Ma tante, généreuse par un feu de l’âme qui sillonnait son être fébrile, s’intéressait à moi. Le don de poésie qu’elle me connaissait et la langueur maladive que je surmontais plaisaient à son cœur actif, impérieux et pitoyable. Elle me demanda un jour ce qui pourrait me causer le plus grand plaisir. Déjà, grâce à son zèle, qui la désennuyait, j’avais rendu visite au professeur Hayem, étrange oiseau nocturne, sombre Faust installé au milieu des alambics. Son regard magnétique et défiant semblait briller au centre de sa personne tout entière crochue.

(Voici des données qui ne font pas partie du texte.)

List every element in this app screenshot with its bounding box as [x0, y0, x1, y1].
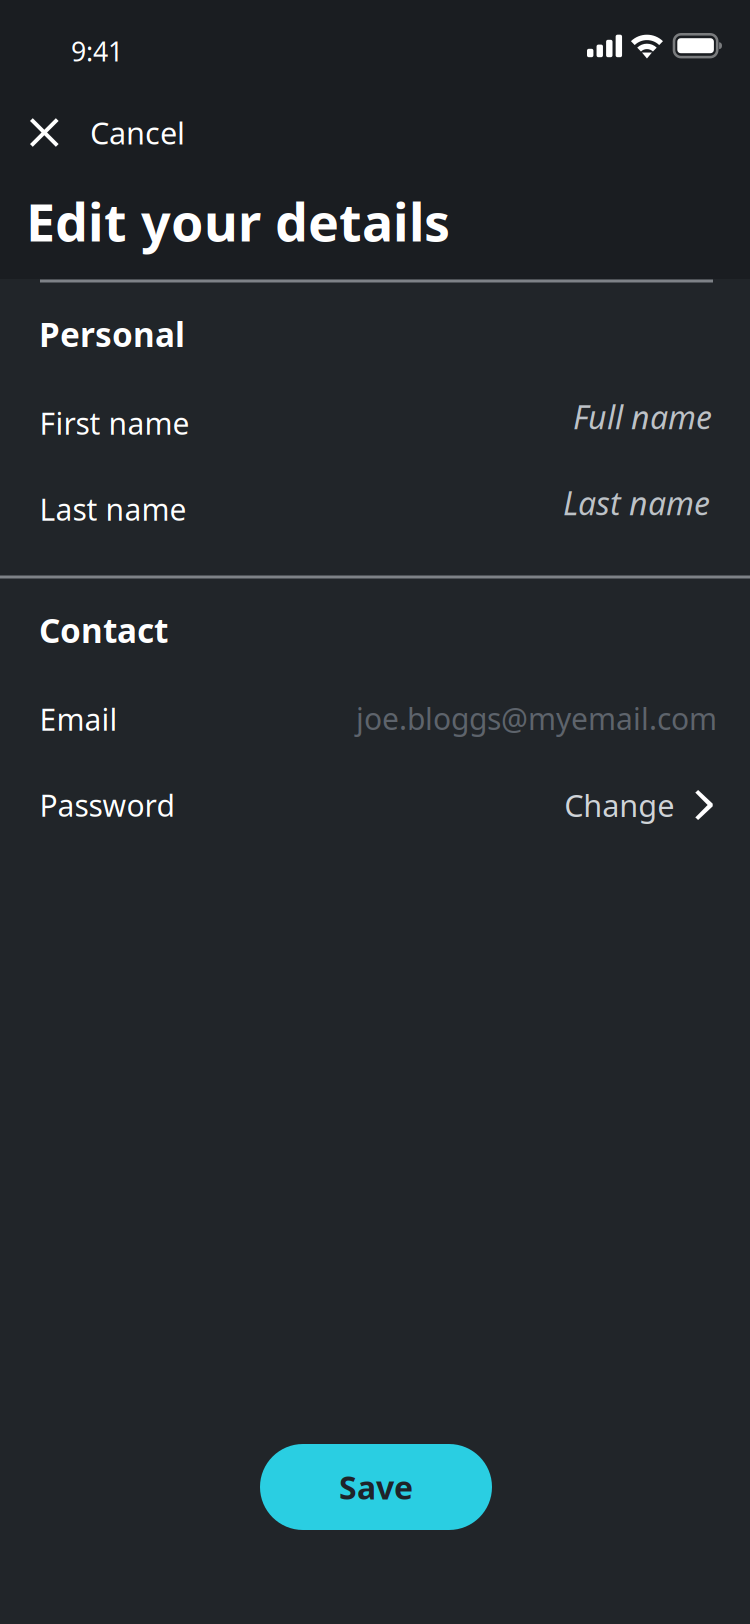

Ne pouvant se rendre à l’évidence des facilités poétiques d’une enfant de treize ans, que, modestement, je lui avouai, il m’avait prescrit, au long de quatre pages, un traitement minutieux, dont il attendait, me disait-il, la guérison complète de la douleur physique comme de l’inspiration lyrique. Aujourd’hui encore, le professeur Hayem, vieillard juvénile, gloire médicale vénérée, se souvient, en riant, de son innocent diagnostic.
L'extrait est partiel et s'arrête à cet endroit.